We had gone into battle before. But this time, I swore to myself, would be different. No matter what the outcome, this battle would be my last.
Chapter 85
BY 7 P.M., the four of us were in Position Alpha.
We had three hours to wait for Chukov to arrive, which in our line of work we could do standing on one leg with a full bladder. Waiting in complete silence, barely breathing for hours, even days, at a stretch is what we’re trained to do.
Ty was on East 43rd outside the entrance to the Lexington Avenue subway.
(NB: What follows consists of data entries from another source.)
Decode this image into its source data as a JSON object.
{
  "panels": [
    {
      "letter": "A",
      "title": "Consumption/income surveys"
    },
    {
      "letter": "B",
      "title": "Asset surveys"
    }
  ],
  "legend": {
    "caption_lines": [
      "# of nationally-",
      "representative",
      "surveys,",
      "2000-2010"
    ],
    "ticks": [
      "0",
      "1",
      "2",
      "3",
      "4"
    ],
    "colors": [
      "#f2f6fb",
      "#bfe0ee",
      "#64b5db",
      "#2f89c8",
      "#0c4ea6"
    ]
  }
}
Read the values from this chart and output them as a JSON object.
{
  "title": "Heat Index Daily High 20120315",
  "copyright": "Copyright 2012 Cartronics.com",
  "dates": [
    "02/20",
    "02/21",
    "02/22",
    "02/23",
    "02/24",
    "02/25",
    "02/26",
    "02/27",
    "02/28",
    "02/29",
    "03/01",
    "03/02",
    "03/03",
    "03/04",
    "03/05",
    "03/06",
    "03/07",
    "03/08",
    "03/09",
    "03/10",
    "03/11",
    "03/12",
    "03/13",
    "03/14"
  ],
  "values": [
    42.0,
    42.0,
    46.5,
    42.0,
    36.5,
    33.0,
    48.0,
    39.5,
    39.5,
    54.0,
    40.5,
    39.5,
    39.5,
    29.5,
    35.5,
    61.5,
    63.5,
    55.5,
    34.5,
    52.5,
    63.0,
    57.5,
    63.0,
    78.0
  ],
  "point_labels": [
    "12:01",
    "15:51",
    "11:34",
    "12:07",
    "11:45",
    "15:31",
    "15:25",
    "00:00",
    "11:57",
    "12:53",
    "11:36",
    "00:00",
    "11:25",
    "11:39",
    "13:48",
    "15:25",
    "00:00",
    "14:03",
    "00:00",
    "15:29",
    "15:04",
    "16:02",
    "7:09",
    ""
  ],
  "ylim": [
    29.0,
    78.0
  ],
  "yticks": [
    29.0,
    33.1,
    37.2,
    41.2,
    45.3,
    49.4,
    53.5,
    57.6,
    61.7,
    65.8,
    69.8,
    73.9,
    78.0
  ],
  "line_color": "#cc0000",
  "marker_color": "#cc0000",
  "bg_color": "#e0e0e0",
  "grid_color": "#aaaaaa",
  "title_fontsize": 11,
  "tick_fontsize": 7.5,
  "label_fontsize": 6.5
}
Adam was on 42nd, covering the south side of the terminal. Zach was at 45th and Vanderbilt with the rabbit.
I was inside, my hand clutching the medical bag, my eyes scanning the commuters who poured out of the MetLife Building to take the escalator down to the main concourse.
The four of us were fitted with the same wireless communication system the Secret Service uses. Micro earbuds, transmitter necklaces under our collars, and invisible microphones in our lapels. The protocol was for each of us to check in with an update every quarter hour.
Ten o’clock came and went. Ten fifteen. Ten thirty. Ten forty-five. No sign of Chukov.
At eleven o’clock, Adam was the first to check in.